Sihirli kalem ve bin arılar
Keşke yazıyla, yani yazı yazarak bir şeyleri değiştirebilseydim. Okuyanın okumasıyla olacak tabii. Yoksa yazdığım yerden bir şeyleri değiştirmek istemezdim.
Çevremde gördüğüm yanlışları yazı yazarak düzeltebilseydim keşke. Bunu da gizli bir şekilde herkesin aklına, kalbine girerek yapabilseydim.
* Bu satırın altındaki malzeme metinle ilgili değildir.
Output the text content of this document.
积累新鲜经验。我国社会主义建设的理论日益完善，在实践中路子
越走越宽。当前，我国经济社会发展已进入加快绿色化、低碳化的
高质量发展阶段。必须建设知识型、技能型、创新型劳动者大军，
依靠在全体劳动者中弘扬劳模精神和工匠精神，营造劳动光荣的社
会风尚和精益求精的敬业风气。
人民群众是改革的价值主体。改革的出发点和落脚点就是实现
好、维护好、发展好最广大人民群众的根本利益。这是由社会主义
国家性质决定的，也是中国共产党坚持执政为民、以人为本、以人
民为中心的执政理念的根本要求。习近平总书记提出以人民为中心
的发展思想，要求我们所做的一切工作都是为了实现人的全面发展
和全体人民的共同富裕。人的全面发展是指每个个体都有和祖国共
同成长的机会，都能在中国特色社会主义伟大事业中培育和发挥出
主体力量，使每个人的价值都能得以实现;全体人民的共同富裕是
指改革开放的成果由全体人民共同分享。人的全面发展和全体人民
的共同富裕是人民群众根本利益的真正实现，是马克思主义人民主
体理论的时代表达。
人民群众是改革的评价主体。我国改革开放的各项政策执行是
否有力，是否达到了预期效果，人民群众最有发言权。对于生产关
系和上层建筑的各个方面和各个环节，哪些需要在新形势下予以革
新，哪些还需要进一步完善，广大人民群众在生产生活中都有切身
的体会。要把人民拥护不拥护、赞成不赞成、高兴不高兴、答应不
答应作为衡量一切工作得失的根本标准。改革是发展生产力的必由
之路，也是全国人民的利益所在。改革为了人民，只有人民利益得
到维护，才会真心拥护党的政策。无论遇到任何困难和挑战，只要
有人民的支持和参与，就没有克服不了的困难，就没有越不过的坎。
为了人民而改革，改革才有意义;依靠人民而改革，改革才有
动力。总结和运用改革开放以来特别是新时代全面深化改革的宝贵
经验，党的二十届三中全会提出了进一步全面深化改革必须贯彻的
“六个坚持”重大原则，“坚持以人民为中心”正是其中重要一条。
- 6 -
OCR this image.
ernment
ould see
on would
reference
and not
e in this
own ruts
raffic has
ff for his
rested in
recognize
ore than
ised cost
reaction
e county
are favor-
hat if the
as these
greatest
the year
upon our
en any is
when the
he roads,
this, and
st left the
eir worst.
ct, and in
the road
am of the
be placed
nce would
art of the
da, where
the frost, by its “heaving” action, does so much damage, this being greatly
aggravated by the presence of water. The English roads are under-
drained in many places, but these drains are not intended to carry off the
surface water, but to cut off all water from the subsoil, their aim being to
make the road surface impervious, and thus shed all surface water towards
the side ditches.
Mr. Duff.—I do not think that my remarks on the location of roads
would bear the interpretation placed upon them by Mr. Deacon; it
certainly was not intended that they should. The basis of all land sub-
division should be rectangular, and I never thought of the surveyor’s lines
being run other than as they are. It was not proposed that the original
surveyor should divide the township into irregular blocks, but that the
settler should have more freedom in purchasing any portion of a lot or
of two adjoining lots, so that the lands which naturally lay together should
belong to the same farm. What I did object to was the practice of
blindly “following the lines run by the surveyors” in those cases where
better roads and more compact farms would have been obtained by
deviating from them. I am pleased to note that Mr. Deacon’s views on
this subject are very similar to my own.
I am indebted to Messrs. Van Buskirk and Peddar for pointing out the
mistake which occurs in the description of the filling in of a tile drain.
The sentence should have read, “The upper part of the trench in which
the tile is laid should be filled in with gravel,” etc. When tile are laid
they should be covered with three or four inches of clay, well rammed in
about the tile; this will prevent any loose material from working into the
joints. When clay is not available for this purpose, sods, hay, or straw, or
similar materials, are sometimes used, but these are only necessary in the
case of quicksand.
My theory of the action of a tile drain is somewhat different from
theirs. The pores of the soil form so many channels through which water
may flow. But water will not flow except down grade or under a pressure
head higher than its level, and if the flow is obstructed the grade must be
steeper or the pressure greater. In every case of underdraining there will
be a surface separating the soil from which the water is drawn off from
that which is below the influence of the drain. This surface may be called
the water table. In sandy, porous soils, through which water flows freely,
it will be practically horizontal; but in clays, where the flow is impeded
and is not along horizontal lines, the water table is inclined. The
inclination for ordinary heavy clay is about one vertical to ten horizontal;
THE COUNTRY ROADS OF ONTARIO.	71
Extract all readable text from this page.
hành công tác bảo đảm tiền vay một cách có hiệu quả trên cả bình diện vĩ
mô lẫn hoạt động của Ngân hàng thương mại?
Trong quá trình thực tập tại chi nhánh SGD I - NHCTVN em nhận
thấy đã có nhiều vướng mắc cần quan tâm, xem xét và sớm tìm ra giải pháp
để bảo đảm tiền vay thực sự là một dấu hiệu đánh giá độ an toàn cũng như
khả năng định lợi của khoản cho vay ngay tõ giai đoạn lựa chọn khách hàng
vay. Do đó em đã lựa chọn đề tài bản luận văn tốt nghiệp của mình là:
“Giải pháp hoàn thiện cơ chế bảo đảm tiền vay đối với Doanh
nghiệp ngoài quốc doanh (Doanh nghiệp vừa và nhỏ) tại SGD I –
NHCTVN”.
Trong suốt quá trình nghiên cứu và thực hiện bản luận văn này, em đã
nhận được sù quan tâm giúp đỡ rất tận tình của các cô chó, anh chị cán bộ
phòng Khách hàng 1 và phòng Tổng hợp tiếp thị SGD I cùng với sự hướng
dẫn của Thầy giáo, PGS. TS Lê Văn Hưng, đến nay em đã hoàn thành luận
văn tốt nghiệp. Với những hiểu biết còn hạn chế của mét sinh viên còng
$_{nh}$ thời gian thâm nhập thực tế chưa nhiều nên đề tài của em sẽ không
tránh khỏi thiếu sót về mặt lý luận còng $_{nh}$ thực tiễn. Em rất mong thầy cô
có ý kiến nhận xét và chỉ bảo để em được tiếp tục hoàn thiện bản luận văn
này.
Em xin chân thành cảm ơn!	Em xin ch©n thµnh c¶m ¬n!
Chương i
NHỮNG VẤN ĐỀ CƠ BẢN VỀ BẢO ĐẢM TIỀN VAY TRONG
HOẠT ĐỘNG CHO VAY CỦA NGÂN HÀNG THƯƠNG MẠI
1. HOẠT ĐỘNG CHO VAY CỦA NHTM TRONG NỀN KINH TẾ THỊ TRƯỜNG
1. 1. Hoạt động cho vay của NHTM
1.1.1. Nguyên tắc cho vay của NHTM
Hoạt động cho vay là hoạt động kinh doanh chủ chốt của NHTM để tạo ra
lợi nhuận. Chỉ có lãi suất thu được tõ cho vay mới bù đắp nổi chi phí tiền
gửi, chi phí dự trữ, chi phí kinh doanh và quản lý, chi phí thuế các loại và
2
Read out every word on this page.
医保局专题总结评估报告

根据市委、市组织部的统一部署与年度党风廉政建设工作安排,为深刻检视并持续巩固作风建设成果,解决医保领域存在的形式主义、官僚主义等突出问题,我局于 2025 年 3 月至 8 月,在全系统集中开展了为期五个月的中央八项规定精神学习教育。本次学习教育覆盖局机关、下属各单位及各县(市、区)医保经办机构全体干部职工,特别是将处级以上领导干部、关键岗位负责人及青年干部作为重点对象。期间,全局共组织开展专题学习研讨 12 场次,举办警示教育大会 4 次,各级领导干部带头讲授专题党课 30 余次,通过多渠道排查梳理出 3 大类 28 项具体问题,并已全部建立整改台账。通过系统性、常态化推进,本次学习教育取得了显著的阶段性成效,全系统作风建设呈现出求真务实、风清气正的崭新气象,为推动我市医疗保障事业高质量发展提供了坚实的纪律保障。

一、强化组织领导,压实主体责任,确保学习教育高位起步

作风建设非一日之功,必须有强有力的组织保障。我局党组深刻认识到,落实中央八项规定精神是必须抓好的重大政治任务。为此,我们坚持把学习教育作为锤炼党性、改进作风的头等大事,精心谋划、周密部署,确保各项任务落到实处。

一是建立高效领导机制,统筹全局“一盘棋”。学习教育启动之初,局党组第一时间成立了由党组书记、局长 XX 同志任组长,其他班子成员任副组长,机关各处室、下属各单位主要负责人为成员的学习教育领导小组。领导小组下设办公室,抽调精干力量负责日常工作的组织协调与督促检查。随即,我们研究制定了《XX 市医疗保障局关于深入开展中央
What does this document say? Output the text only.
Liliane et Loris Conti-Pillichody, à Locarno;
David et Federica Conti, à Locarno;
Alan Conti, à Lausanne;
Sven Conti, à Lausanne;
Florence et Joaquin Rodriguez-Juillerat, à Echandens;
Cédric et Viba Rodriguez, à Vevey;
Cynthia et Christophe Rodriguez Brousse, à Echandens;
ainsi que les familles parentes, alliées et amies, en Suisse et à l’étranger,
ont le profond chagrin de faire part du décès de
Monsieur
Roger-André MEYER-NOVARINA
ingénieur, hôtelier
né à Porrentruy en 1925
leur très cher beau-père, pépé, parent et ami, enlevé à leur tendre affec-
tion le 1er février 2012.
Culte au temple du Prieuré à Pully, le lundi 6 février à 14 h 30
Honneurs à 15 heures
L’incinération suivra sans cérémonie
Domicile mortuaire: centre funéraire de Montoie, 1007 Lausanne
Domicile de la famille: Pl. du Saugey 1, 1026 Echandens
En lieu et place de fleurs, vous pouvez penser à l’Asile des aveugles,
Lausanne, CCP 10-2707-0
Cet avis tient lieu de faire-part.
Bir cümlede hırsızlığı bitirip, iki üç paragrafta adaleti sağlayabilseydim, bir iki paragrafta mutlu olmayı, birkaç sayfada da bir arada yaşayabilmeyi sokarak yapsaydım. Gizli de değil aslında.
Büyülü harflerden, okunmuş cümlelerden, satırlardan ulaşsaydım herkese. Çünkü zaten buraları okuyan insan sayısı belli. Onlar da benden farklı düşünmüyor, biliyorum. Aynı insani tutkularımız ve hayattan dileklerimiz var. Bunların kaçta kaçı olur? Kaçta kaçı sadece hayallerde ve göremediğimiz yerlerin gün batımlarıda kalır, hangi tuzlu ya da tuzsuz suda, sıcak ya da soğukta kalır?
***
Neyse diyeceğim o ki, keşke şöyle süper bir gücüm olsa. Kelimelerle insanları iyileştirebilsem. İyileşmeseler de daha iyi hissedebilseler. Kurgu yapınca roman, hikaye oluyor, öykü ya da kurgu oluyor. Ben ise Teoman’ın o tuhaf şarkısı Nevrozumun Zindanlarında parçasında (Parçada sıkıntılar içinde, ruhunu afacanlar basmış bir Dungeon Master’ın hayatının yaşanan geçtiğimiz birkaç senesi anlatılmakta) dile getirdiği gibi “Kullanıyorum insanları...” Tabii Teoman bunu derken kendinden bahsediyor. İnsanları kullandığından, yani kendi amaçları için insanlardan yararlandığından bahsediyor. Oysa benimn isteğim bu değil. Yazı sayesinde insanları ‘kullanmayı’ istiyorum. Daha iyi bir yola sokmak, dünyayı daha güzel bir yer yapmak istiyorum. Keşke bu harfler ufalsa, düşünce haline gelse ya da ses olsa, kulaktan, gözden içinize girse ruhunuza yaklaşıp; “Bak burada çok güzel bir yer var, şimdi seninle oraya gidelim” diyebilse. Keşke oradan kalbinize yaklaşıp “Şimdi daha iyisin değil mi?” diye fısıldasa… Ah nerede vah nerede? Nerede bıraktım kalbimi bilmem. Ah nerede vah nerede? Bir bulabilsem ah derede.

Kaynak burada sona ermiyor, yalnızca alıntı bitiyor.